La propagande se dirige d'abord vers la valorisation de la guerre, du combat et de l'armée. Une version guerrière de la prière Ave Maria de 1915 brille par sa référence à la chanson de Théodore Botrel, "Rosalie !", faisant glisser l'analogie de la femme à la sainte. L'éloge de l'armée et de ses officiers transparaît à travers des cartes comme La revue du grand chef sur le front. Le Maréchal Joffre bénéficie de la même analogie biblique que la Rosalie, avec la prière Notre Joffre.  Mais c’est la diabolisation de l'ennemi qui est l'un des thèmes favoris des cartes postales. L'enfant au fusil de bois est une carte à système très représentative de cette propagande anti-boche : un enfant mettant en joue un allemand avec son fusil de bois est immédiatement tué par ce dernier, le Français devant alors systématiquement se souvenir de cet acte inhumain (et sans doute totalement inventé).
 
Face à la durée et la brutalité de la Grand Guerre, les désastres ressortent également. Les villes belges détruites font l’objet d’une série de huit cartes postales de l’artiste Gustave Fraipont, illustrateur et affichiste belge, éditées par la Croix Rouge française.

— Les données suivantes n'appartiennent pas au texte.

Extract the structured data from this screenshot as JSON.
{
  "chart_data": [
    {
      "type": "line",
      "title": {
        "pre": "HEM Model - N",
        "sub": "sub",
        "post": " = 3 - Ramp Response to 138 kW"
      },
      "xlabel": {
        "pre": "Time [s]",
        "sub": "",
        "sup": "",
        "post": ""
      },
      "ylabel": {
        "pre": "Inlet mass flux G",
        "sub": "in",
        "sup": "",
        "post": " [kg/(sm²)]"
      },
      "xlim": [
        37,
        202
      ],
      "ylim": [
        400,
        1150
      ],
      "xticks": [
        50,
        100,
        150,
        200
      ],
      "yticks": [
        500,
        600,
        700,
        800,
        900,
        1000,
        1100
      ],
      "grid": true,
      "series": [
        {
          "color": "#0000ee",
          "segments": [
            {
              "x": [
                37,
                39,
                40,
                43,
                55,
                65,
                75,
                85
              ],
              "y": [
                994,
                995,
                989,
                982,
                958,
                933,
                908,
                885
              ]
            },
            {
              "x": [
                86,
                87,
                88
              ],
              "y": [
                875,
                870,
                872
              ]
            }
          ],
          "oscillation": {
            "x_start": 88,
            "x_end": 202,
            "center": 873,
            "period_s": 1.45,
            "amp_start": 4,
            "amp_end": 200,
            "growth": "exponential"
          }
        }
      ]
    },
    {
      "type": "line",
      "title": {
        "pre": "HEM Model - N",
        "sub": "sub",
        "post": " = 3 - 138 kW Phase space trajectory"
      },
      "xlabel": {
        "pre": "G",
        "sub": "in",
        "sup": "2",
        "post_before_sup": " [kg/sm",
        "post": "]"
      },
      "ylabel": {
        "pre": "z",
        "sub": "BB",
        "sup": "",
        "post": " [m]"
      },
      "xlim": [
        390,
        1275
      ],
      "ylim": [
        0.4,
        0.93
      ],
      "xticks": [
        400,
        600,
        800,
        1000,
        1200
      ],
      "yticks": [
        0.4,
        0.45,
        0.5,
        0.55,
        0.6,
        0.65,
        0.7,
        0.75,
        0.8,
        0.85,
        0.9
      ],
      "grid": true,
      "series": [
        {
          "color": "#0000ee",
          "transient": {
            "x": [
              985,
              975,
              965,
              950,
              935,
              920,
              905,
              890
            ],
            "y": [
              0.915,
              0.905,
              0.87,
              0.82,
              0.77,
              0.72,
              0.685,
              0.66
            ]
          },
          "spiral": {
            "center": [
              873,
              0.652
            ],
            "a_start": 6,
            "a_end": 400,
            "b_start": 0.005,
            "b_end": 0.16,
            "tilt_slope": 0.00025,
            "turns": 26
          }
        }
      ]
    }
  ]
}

Les hommages aux blessés et aux héros sacrifiés de la guerre se multiplient, telle cette carte  illustrant le rabbin Abraham Bloch apportant son soutien à un catholique mourant, avant d'être lui-même tué en août 1914. L'union sacrée, le sacrifice et l'horreur de la guerre sont rassemblés ici par le peintre symboliste Lucien Lévy-Dhurmer.

Beaucoup de nos cartes postales datent de 1918 et 1919, les thématiques principales ont alors évolué. Les propositions de paix deviennent un enjeu de débat et sont propices à la diffusion d'un peu d'espoir ou de satire. Une collection de cartes remémore au citoyen les paroles de paix et d'espoir du Président Wilson, émises notamment lors de son discours devant le Congrès le 2 avril 1917. Les propositions de paix sont discutées, les garanties sont vivement revendiquées dans des cartes à système.
 
L'Alsace libérée, ou l'Alsace prisonnière du barbare allemand est un thème omniprésent dans les documents de propagande. Tous les aspects patriotiques sont l'occasion de rappeler la nostalgie de l'Alsace et la Lorraine françaises, y compris les spécialités culinaires, comme le foie gras truffé de Strasbourg. Les habits traditionnels alsaciens (dont le fameux nœud noir constituant les coiffes féminines) reflètent la résurgence du folklore en ce début du XXème siècle, les costumes servant à revendiquer les particularités de l'Alsace et la Lorraine par rapport à l'Allemagne.
 
La victoire est bien entendu l'occasion de se moquer des perdants, de célébrer l'idée de vengeance, mais également de "prévenir" la société ouvrière contre la "propagande bolchévique", enjeu de plus en plus présent dans la communication aux citoyens.